On stage, RENT was a rock opera. It’s unquestionable that it is one: the story is told primarily through a series of episodic and eclectic musical numbers that are grounded in the idiom of popular music. On film, RENT looks like a shaky adaptation of a very mediocre musical play. Anyone who knows me will be able to tell you that I am very frank about what flaws I feel RENT has, but it the potential to be better that that.
Because of the shift in form, several numbers have been cut and a few have been shifted. That is par for the course when it comes to movie musicals. Perhaps what is worse is the attempt to pass off certain sections of the score as dialogue. In these sections, the lyrics are simply spoken – and it sounds weird. This is not merely a case in which familiarity with the source material spoils an appreciation of the adaptation. Ever an ear unfamiliar with RENT can pick out spoken moments in the film that are jarring when they are heard.
Lyrics and spoken dialogue are two completely different things.
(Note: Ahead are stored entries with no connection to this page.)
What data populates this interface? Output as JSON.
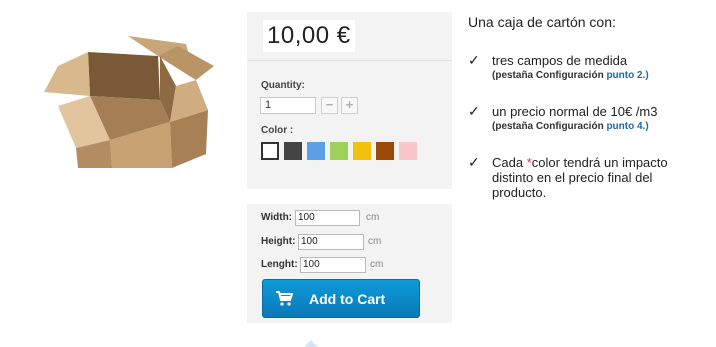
{
  "product": {
    "price": "10,00 €",
    "image_alt": "caja de cartón"
  },
  "options": {
    "quantity_label": "Quantity:",
    "quantity_value": "1",
    "minus_icon": "minus-icon",
    "plus_icon": "plus-icon",
    "color_label": "Color :",
    "colors": [
      "#ffffff",
      "#434343",
      "#5b9fe6",
      "#9ed15a",
      "#f0c20c",
      "#9b4707",
      "#f8c6cb"
    ]
  },
  "dimensions": {
    "width_label": "Width:",
    "width_value": "100",
    "height_label": "Height:",
    "height_value": "100",
    "length_label": "Lenght:",
    "length_value": "100",
    "unit": "cm"
  },
  "cart": {
    "label": "Add to Cart",
    "icon": "cart-icon"
  },
  "description": {
    "title": "Una caja de cartón con:",
    "items": [
      {
        "text": "tres campos de medida",
        "sub_prefix": "(pestaña Configuración ",
        "sub_highlight": "punto 2.)"
      },
      {
        "text": "un precio normal de 10€ /m3",
        "sub_prefix": "(pestaña Configuración ",
        "sub_highlight": "punto 4.)"
      },
      {
        "text_prefix": "Cada ",
        "asterisk": "*",
        "text_rest_line1": "color tendrá un impacto",
        "text_line2": "distinto en el precio final del",
        "text_line3": "producto."
      }
    ]
  }
}
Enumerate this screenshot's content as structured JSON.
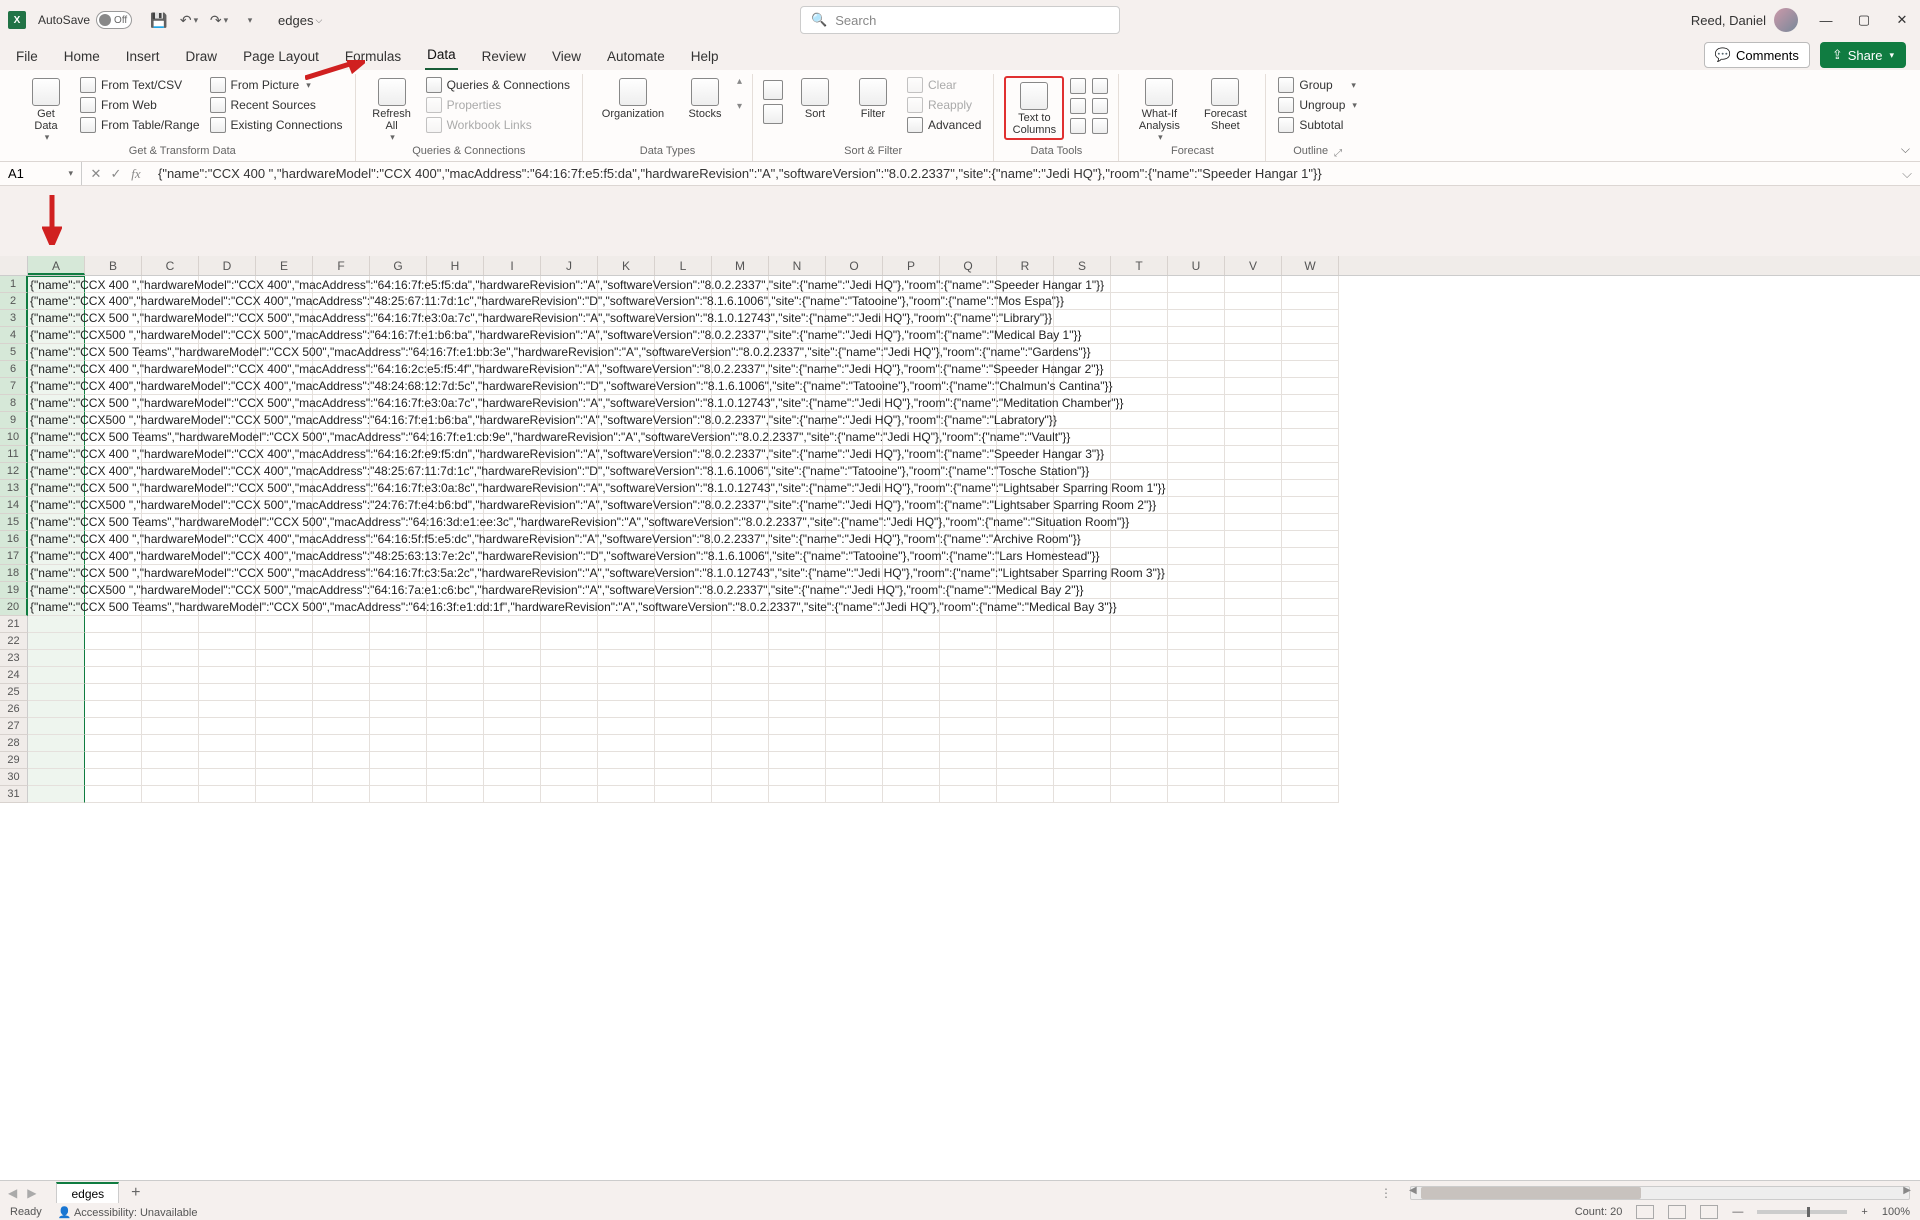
{
  "titlebar": {
    "autosave_label": "AutoSave",
    "autosave_state": "Off",
    "doc_name": "edges",
    "search_placeholder": "Search",
    "user_name": "Reed, Daniel"
  },
  "tabs": {
    "items": [
      "File",
      "Home",
      "Insert",
      "Draw",
      "Page Layout",
      "Formulas",
      "Data",
      "Review",
      "View",
      "Automate",
      "Help"
    ],
    "active": "Data",
    "comments": "Comments",
    "share": "Share"
  },
  "ribbon": {
    "get_transform": {
      "get_data": "Get\nData",
      "from_text_csv": "From Text/CSV",
      "from_web": "From Web",
      "from_table_range": "From Table/Range",
      "from_picture": "From Picture",
      "recent_sources": "Recent Sources",
      "existing_connections": "Existing Connections",
      "label": "Get & Transform Data"
    },
    "queries": {
      "refresh_all": "Refresh\nAll",
      "queries_connections": "Queries & Connections",
      "properties": "Properties",
      "workbook_links": "Workbook Links",
      "label": "Queries & Connections"
    },
    "data_types": {
      "organization": "Organization",
      "stocks": "Stocks",
      "label": "Data Types"
    },
    "sort_filter": {
      "sort": "Sort",
      "filter": "Filter",
      "clear": "Clear",
      "reapply": "Reapply",
      "advanced": "Advanced",
      "label": "Sort & Filter"
    },
    "data_tools": {
      "text_to_columns": "Text to\nColumns",
      "label": "Data Tools"
    },
    "forecast": {
      "what_if": "What-If\nAnalysis",
      "forecast_sheet": "Forecast\nSheet",
      "label": "Forecast"
    },
    "outline": {
      "group": "Group",
      "ungroup": "Ungroup",
      "subtotal": "Subtotal",
      "label": "Outline"
    }
  },
  "formula_bar": {
    "name_box": "A1",
    "formula": "{\"name\":\"CCX 400 \",\"hardwareModel\":\"CCX 400\",\"macAddress\":\"64:16:7f:e5:f5:da\",\"hardwareRevision\":\"A\",\"softwareVersion\":\"8.0.2.2337\",\"site\":{\"name\":\"Jedi HQ\"},\"room\":{\"name\":\"Speeder Hangar 1\"}}"
  },
  "columns": [
    "A",
    "B",
    "C",
    "D",
    "E",
    "F",
    "G",
    "H",
    "I",
    "J",
    "K",
    "L",
    "M",
    "N",
    "O",
    "P",
    "Q",
    "R",
    "S",
    "T",
    "U",
    "V",
    "W"
  ],
  "selected_column": "A",
  "row_count_visible": 31,
  "data_rows": [
    "{\"name\":\"CCX 400 \",\"hardwareModel\":\"CCX 400\",\"macAddress\":\"64:16:7f:e5:f5:da\",\"hardwareRevision\":\"A\",\"softwareVersion\":\"8.0.2.2337\",\"site\":{\"name\":\"Jedi HQ\"},\"room\":{\"name\":\"Speeder Hangar 1\"}}",
    "{\"name\":\"CCX 400\",\"hardwareModel\":\"CCX 400\",\"macAddress\":\"48:25:67:11:7d:1c\",\"hardwareRevision\":\"D\",\"softwareVersion\":\"8.1.6.1006\",\"site\":{\"name\":\"Tatooine\"},\"room\":{\"name\":\"Mos Espa\"}}",
    "{\"name\":\"CCX 500 \",\"hardwareModel\":\"CCX 500\",\"macAddress\":\"64:16:7f:e3:0a:7c\",\"hardwareRevision\":\"A\",\"softwareVersion\":\"8.1.0.12743\",\"site\":{\"name\":\"Jedi HQ\"},\"room\":{\"name\":\"Library\"}}",
    "{\"name\":\"CCX500 \",\"hardwareModel\":\"CCX 500\",\"macAddress\":\"64:16:7f:e1:b6:ba\",\"hardwareRevision\":\"A\",\"softwareVersion\":\"8.0.2.2337\",\"site\":{\"name\":\"Jedi HQ\"},\"room\":{\"name\":\"Medical Bay 1\"}}",
    "{\"name\":\"CCX 500  Teams\",\"hardwareModel\":\"CCX 500\",\"macAddress\":\"64:16:7f:e1:bb:3e\",\"hardwareRevision\":\"A\",\"softwareVersion\":\"8.0.2.2337\",\"site\":{\"name\":\"Jedi HQ\"},\"room\":{\"name\":\"Gardens\"}}",
    "{\"name\":\"CCX 400 \",\"hardwareModel\":\"CCX 400\",\"macAddress\":\"64:16:2c:e5:f5:4f\",\"hardwareRevision\":\"A\",\"softwareVersion\":\"8.0.2.2337\",\"site\":{\"name\":\"Jedi HQ\"},\"room\":{\"name\":\"Speeder Hangar 2\"}}",
    "{\"name\":\"CCX 400\",\"hardwareModel\":\"CCX 400\",\"macAddress\":\"48:24:68:12:7d:5c\",\"hardwareRevision\":\"D\",\"softwareVersion\":\"8.1.6.1006\",\"site\":{\"name\":\"Tatooine\"},\"room\":{\"name\":\"Chalmun's Cantina\"}}",
    "{\"name\":\"CCX 500 \",\"hardwareModel\":\"CCX 500\",\"macAddress\":\"64:16:7f:e3:0a:7c\",\"hardwareRevision\":\"A\",\"softwareVersion\":\"8.1.0.12743\",\"site\":{\"name\":\"Jedi HQ\"},\"room\":{\"name\":\"Meditation Chamber\"}}",
    "{\"name\":\"CCX500 \",\"hardwareModel\":\"CCX 500\",\"macAddress\":\"64:16:7f:e1:b6:ba\",\"hardwareRevision\":\"A\",\"softwareVersion\":\"8.0.2.2337\",\"site\":{\"name\":\"Jedi HQ\"},\"room\":{\"name\":\"Labratory\"}}",
    "{\"name\":\"CCX 500  Teams\",\"hardwareModel\":\"CCX 500\",\"macAddress\":\"64:16:7f:e1:cb:9e\",\"hardwareRevision\":\"A\",\"softwareVersion\":\"8.0.2.2337\",\"site\":{\"name\":\"Jedi HQ\"},\"room\":{\"name\":\"Vault\"}}",
    "{\"name\":\"CCX 400 \",\"hardwareModel\":\"CCX 400\",\"macAddress\":\"64:16:2f:e9:f5:dn\",\"hardwareRevision\":\"A\",\"softwareVersion\":\"8.0.2.2337\",\"site\":{\"name\":\"Jedi HQ\"},\"room\":{\"name\":\"Speeder Hangar 3\"}}",
    "{\"name\":\"CCX 400\",\"hardwareModel\":\"CCX 400\",\"macAddress\":\"48:25:67:11:7d:1c\",\"hardwareRevision\":\"D\",\"softwareVersion\":\"8.1.6.1006\",\"site\":{\"name\":\"Tatooine\"},\"room\":{\"name\":\"Tosche Station\"}}",
    "{\"name\":\"CCX 500 \",\"hardwareModel\":\"CCX 500\",\"macAddress\":\"64:16:7f:e3:0a:8c\",\"hardwareRevision\":\"A\",\"softwareVersion\":\"8.1.0.12743\",\"site\":{\"name\":\"Jedi HQ\"},\"room\":{\"name\":\"Lightsaber Sparring Room 1\"}}",
    "{\"name\":\"CCX500 \",\"hardwareModel\":\"CCX 500\",\"macAddress\":\"24:76:7f:e4:b6:bd\",\"hardwareRevision\":\"A\",\"softwareVersion\":\"8.0.2.2337\",\"site\":{\"name\":\"Jedi HQ\"},\"room\":{\"name\":\"Lightsaber Sparring Room 2\"}}",
    "{\"name\":\"CCX 500  Teams\",\"hardwareModel\":\"CCX 500\",\"macAddress\":\"64:16:3d:e1:ee:3c\",\"hardwareRevision\":\"A\",\"softwareVersion\":\"8.0.2.2337\",\"site\":{\"name\":\"Jedi HQ\"},\"room\":{\"name\":\"Situation Room\"}}",
    "{\"name\":\"CCX 400 \",\"hardwareModel\":\"CCX 400\",\"macAddress\":\"64:16:5f:f5:e5:dc\",\"hardwareRevision\":\"A\",\"softwareVersion\":\"8.0.2.2337\",\"site\":{\"name\":\"Jedi HQ\"},\"room\":{\"name\":\"Archive Room\"}}",
    "{\"name\":\"CCX 400\",\"hardwareModel\":\"CCX 400\",\"macAddress\":\"48:25:63:13:7e:2c\",\"hardwareRevision\":\"D\",\"softwareVersion\":\"8.1.6.1006\",\"site\":{\"name\":\"Tatooine\"},\"room\":{\"name\":\"Lars Homestead\"}}",
    "{\"name\":\"CCX 500 \",\"hardwareModel\":\"CCX 500\",\"macAddress\":\"64:16:7f:c3:5a:2c\",\"hardwareRevision\":\"A\",\"softwareVersion\":\"8.1.0.12743\",\"site\":{\"name\":\"Jedi HQ\"},\"room\":{\"name\":\"Lightsaber Sparring Room 3\"}}",
    "{\"name\":\"CCX500 \",\"hardwareModel\":\"CCX 500\",\"macAddress\":\"64:16:7a:e1:c6:bc\",\"hardwareRevision\":\"A\",\"softwareVersion\":\"8.0.2.2337\",\"site\":{\"name\":\"Jedi HQ\"},\"room\":{\"name\":\"Medical Bay 2\"}}",
    "{\"name\":\"CCX 500  Teams\",\"hardwareModel\":\"CCX 500\",\"macAddress\":\"64:16:3f:e1:dd:1f\",\"hardwareRevision\":\"A\",\"softwareVersion\":\"8.0.2.2337\",\"site\":{\"name\":\"Jedi HQ\"},\"room\":{\"name\":\"Medical Bay 3\"}}"
  ],
  "sheet": {
    "name": "edges"
  },
  "status": {
    "ready": "Ready",
    "accessibility": "Accessibility: Unavailable",
    "count": "Count: 20",
    "zoom": "100%"
  }
}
Lyrics are more specifically constructed that spoken language in musicals. They are often more economical in terms of word usage than dialogue and, because they are poetic rather than prosaic, have a specific cadence when spoken aloud. That is why these lyrics sound so strange when they are spoken as dialogue without any alteration whatsoever. The flaw also makes itself apparent, I suppose, because people tend to forget that although lyrics are specifically crafted in musical theatre, the creation of spoken dialogue is also a skill in its own right. The combination of these two miscalculations is what makes this appropriated dialogue sound forced.
It’s such a pity that nobody working on this film trusted the material with which they were working. There’s a big difference between refining something, or streamlining it to function optimally within the conventions of a different medium, and butchering it completely.